The Irish chapter of the new European Islamophobia Report 2016 also criticises media coverage of events involving Muslims.
The Irish chapter of the report was written by James Carr, lecturer in sociology at the University of Limerick, who cited the lack of hate-crime legislation and the potential for exclusion of Muslims within the Irish education system.
He also wrote: “The past twelve months have witnessed, arguably, the most worrying developments on the political level, when it comes to anti-Muslim/Islam groups, including PEGIDA, and also the National Party, among others; including pronouncements by mainstream political actors.”
Referring to “a paucity of data” in relation to hate crime, Mr Carr said he wrote to the Central Statistics Office (CSO) for figures on the number of incidents involving Muslims, but it was not available.
Instead, he refers to reports collected by the European Network Against Racism Ireland (ENAR), which this week released half-yearly figures. These show an increase in the number of reports of alleged racism it has received.

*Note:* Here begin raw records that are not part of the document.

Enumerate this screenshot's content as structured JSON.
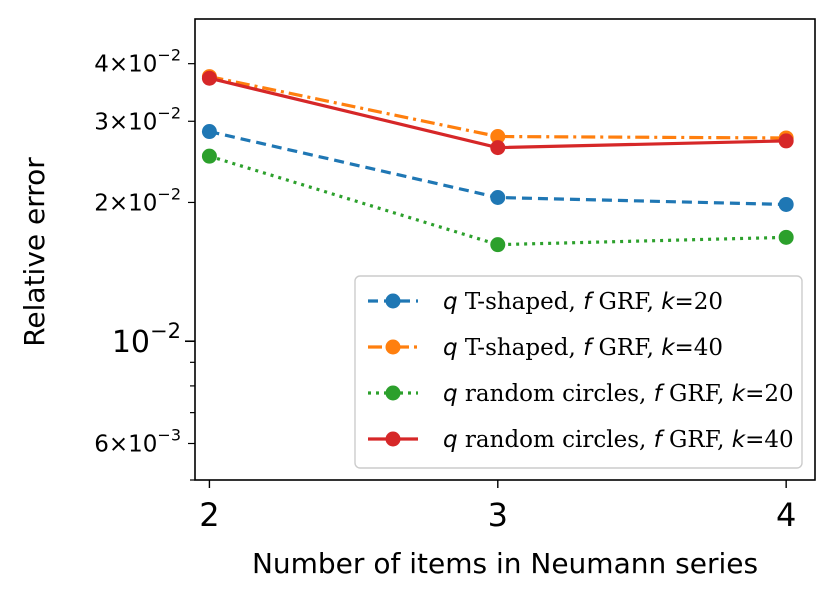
{
  "chart_data": {
    "type": "line",
    "title": "",
    "xlabel": "Number of items in Neumann series",
    "ylabel": "Relative error",
    "yscale": "log",
    "xlim": [
      1.95,
      4.1
    ],
    "ylim": [
      0.005,
      0.05
    ],
    "x": [
      2,
      3,
      4
    ],
    "x_tick_labels": [
      "2",
      "3",
      "4"
    ],
    "y_ticks": [
      {
        "value": 0.04,
        "mant": "4",
        "exp": "−2"
      },
      {
        "value": 0.03,
        "mant": "3",
        "exp": "−2"
      },
      {
        "value": 0.02,
        "mant": "2",
        "exp": "−2"
      },
      {
        "value": 0.01,
        "mant": "",
        "exp": "−2"
      },
      {
        "value": 0.006,
        "mant": "6",
        "exp": "−3"
      }
    ],
    "legend_position": "lower-right",
    "series": [
      {
        "name": "q T-shaped, f GRF, k=20",
        "q": "q",
        "rest1": " T-shaped, ",
        "f": "f",
        "rest2": " GRF, ",
        "k": "k",
        "rest3": "=20",
        "color": "#1f77b4",
        "linestyle": "dashed",
        "values": [
          0.0285,
          0.0205,
          0.0198
        ]
      },
      {
        "name": "q T-shaped, f GRF, k=40",
        "q": "q",
        "rest1": " T-shaped, ",
        "f": "f",
        "rest2": " GRF, ",
        "k": "k",
        "rest3": "=40",
        "color": "#ff7f0e",
        "linestyle": "dashdot",
        "values": [
          0.0375,
          0.0278,
          0.0276
        ]
      },
      {
        "name": "q random circles, f GRF, k=20",
        "q": "q",
        "rest1": " random circles, ",
        "f": "f",
        "rest2": " GRF, ",
        "k": "k",
        "rest3": "=20",
        "color": "#2ca02c",
        "linestyle": "dotted",
        "values": [
          0.0252,
          0.0162,
          0.0168
        ]
      },
      {
        "name": "q random circles, f GRF, k=40",
        "q": "q",
        "rest1": " random circles, ",
        "f": "f",
        "rest2": " GRF, ",
        "k": "k",
        "rest3": "=40",
        "color": "#d62728",
        "linestyle": "solid",
        "values": [
          0.0372,
          0.0263,
          0.0272
        ]
      }
    ]
  }
}
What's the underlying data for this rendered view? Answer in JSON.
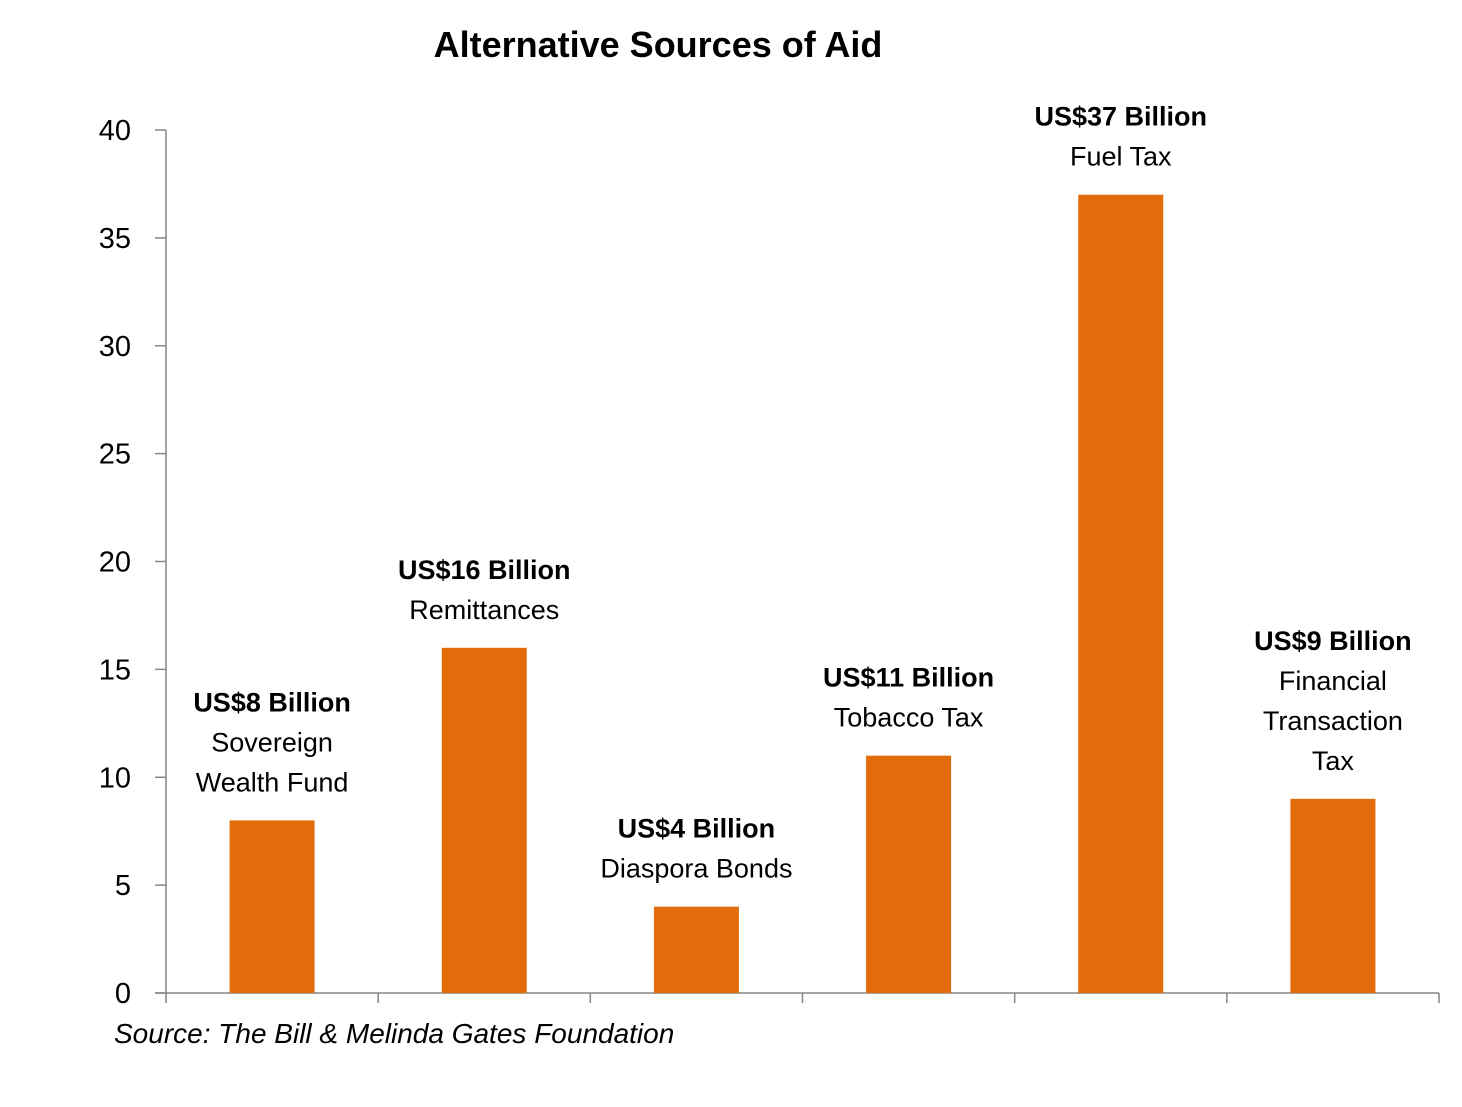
{
  "chart_data": {
    "type": "bar",
    "title": "Alternative Sources of Aid",
    "categories": [
      "Sovereign Wealth Fund",
      "Remittances",
      "Diaspora Bonds",
      "Tobacco Tax",
      "Fuel Tax",
      "Financial Transaction Tax"
    ],
    "values": [
      8,
      16,
      4,
      11,
      37,
      9
    ],
    "data_labels": [
      {
        "value_text": "US$8 Billion",
        "name_lines": [
          "Sovereign",
          "Wealth Fund"
        ]
      },
      {
        "value_text": "US$16 Billion",
        "name_lines": [
          "Remittances"
        ]
      },
      {
        "value_text": "US$4 Billion",
        "name_lines": [
          "Diaspora Bonds"
        ]
      },
      {
        "value_text": "US$11 Billion",
        "name_lines": [
          "Tobacco Tax"
        ]
      },
      {
        "value_text": "US$37 Billion",
        "name_lines": [
          "Fuel Tax"
        ]
      },
      {
        "value_text": "US$9 Billion",
        "name_lines": [
          "Financial",
          "Transaction",
          "Tax"
        ]
      }
    ],
    "xlabel": "",
    "ylabel": "",
    "ylim": [
      0,
      40
    ],
    "yticks": [
      "0",
      "5",
      "10",
      "15",
      "20",
      "25",
      "30",
      "35",
      "40"
    ],
    "grid": false,
    "legend": "none",
    "bar_color": "#E36C0A"
  },
  "source_note": "Source: The Bill & Melinda Gates Foundation"
}
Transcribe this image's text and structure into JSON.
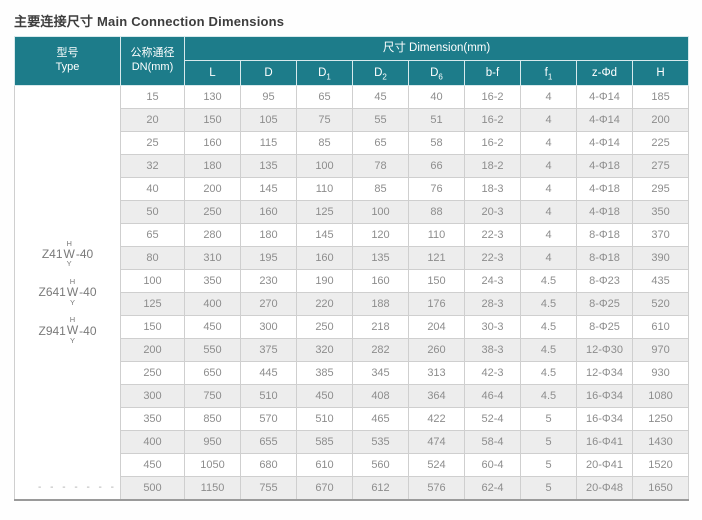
{
  "page": {
    "title": "主要连接尺寸 Main Connection Dimensions"
  },
  "colors": {
    "header_teal": "#1d7c8a",
    "stripe_gray": "#ededed",
    "data_text": "#8d8d8d",
    "title_text": "#3d3d3d"
  },
  "table": {
    "header": {
      "type_label": "型号",
      "type_sub": "Type",
      "dn_label": "公称通径",
      "dn_sub": "DN(mm)",
      "dimension_label": "尺寸 Dimension(mm)",
      "columns": [
        {
          "id": "L",
          "base": "L",
          "sub": ""
        },
        {
          "id": "D",
          "base": "D",
          "sub": ""
        },
        {
          "id": "D1",
          "base": "D",
          "sub": "1"
        },
        {
          "id": "D2",
          "base": "D",
          "sub": "2"
        },
        {
          "id": "D6",
          "base": "D",
          "sub": "6"
        },
        {
          "id": "b-f",
          "base": "b-f",
          "sub": ""
        },
        {
          "id": "f1",
          "base": "f",
          "sub": "1"
        },
        {
          "id": "z-d",
          "base": "z-Φd",
          "sub": ""
        },
        {
          "id": "H",
          "base": "H",
          "sub": ""
        }
      ]
    },
    "type_models": [
      {
        "prefix": "Z41",
        "sup": "H",
        "mid": "W",
        "sub": "Y",
        "suffix": "-40"
      },
      {
        "prefix": "Z641",
        "sup": "H",
        "mid": "W",
        "sub": "Y",
        "suffix": "-40"
      },
      {
        "prefix": "Z941",
        "sup": "H",
        "mid": "W",
        "sub": "Y",
        "suffix": "-40"
      }
    ],
    "dash_note": "- - - - - - -",
    "rows": [
      {
        "dn": "15",
        "values": [
          "130",
          "95",
          "65",
          "45",
          "40",
          "16-2",
          "4",
          "4-Φ14",
          "185"
        ]
      },
      {
        "dn": "20",
        "values": [
          "150",
          "105",
          "75",
          "55",
          "51",
          "16-2",
          "4",
          "4-Φ14",
          "200"
        ]
      },
      {
        "dn": "25",
        "values": [
          "160",
          "115",
          "85",
          "65",
          "58",
          "16-2",
          "4",
          "4-Φ14",
          "225"
        ]
      },
      {
        "dn": "32",
        "values": [
          "180",
          "135",
          "100",
          "78",
          "66",
          "18-2",
          "4",
          "4-Φ18",
          "275"
        ]
      },
      {
        "dn": "40",
        "values": [
          "200",
          "145",
          "110",
          "85",
          "76",
          "18-3",
          "4",
          "4-Φ18",
          "295"
        ]
      },
      {
        "dn": "50",
        "values": [
          "250",
          "160",
          "125",
          "100",
          "88",
          "20-3",
          "4",
          "4-Φ18",
          "350"
        ]
      },
      {
        "dn": "65",
        "values": [
          "280",
          "180",
          "145",
          "120",
          "110",
          "22-3",
          "4",
          "8-Φ18",
          "370"
        ]
      },
      {
        "dn": "80",
        "values": [
          "310",
          "195",
          "160",
          "135",
          "121",
          "22-3",
          "4",
          "8-Φ18",
          "390"
        ]
      },
      {
        "dn": "100",
        "values": [
          "350",
          "230",
          "190",
          "160",
          "150",
          "24-3",
          "4.5",
          "8-Φ23",
          "435"
        ]
      },
      {
        "dn": "125",
        "values": [
          "400",
          "270",
          "220",
          "188",
          "176",
          "28-3",
          "4.5",
          "8-Φ25",
          "520"
        ]
      },
      {
        "dn": "150",
        "values": [
          "450",
          "300",
          "250",
          "218",
          "204",
          "30-3",
          "4.5",
          "8-Φ25",
          "610"
        ]
      },
      {
        "dn": "200",
        "values": [
          "550",
          "375",
          "320",
          "282",
          "260",
          "38-3",
          "4.5",
          "12-Φ30",
          "970"
        ]
      },
      {
        "dn": "250",
        "values": [
          "650",
          "445",
          "385",
          "345",
          "313",
          "42-3",
          "4.5",
          "12-Φ34",
          "930"
        ]
      },
      {
        "dn": "300",
        "values": [
          "750",
          "510",
          "450",
          "408",
          "364",
          "46-4",
          "4.5",
          "16-Φ34",
          "1080"
        ]
      },
      {
        "dn": "350",
        "values": [
          "850",
          "570",
          "510",
          "465",
          "422",
          "52-4",
          "5",
          "16-Φ34",
          "1250"
        ]
      },
      {
        "dn": "400",
        "values": [
          "950",
          "655",
          "585",
          "535",
          "474",
          "58-4",
          "5",
          "16-Φ41",
          "1430"
        ]
      },
      {
        "dn": "450",
        "values": [
          "1050",
          "680",
          "610",
          "560",
          "524",
          "60-4",
          "5",
          "20-Φ41",
          "1520"
        ]
      },
      {
        "dn": "500",
        "values": [
          "1150",
          "755",
          "670",
          "612",
          "576",
          "62-4",
          "5",
          "20-Φ48",
          "1650"
        ]
      }
    ]
  }
}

The report also referred to abuse on social media and of “problematic” reporting in mainstream media, with Mr Carr claiming that “even those articles that evidenced some nuance continue to co-locate the word “Islamic” with terms such as “terror attack”; “terrorists”; “extremists”.
Meanwhile, the president of the European Jewish Congress, Moshe Kantor, said he was “alarmed” by the reported weaknesses in criminal law in Ireland and in the training of gardaí in dealing with racism, and also by the level of statutory support for victims.
Responding to the ENAR’s Report of Racism in Ireland, Mr Kantor said: “I am alarmed by the data presented by the ENAR that highlights not just an increase in hate crime in Ireland, but weaknesses in the current system for dealing with racism and supporting victims.”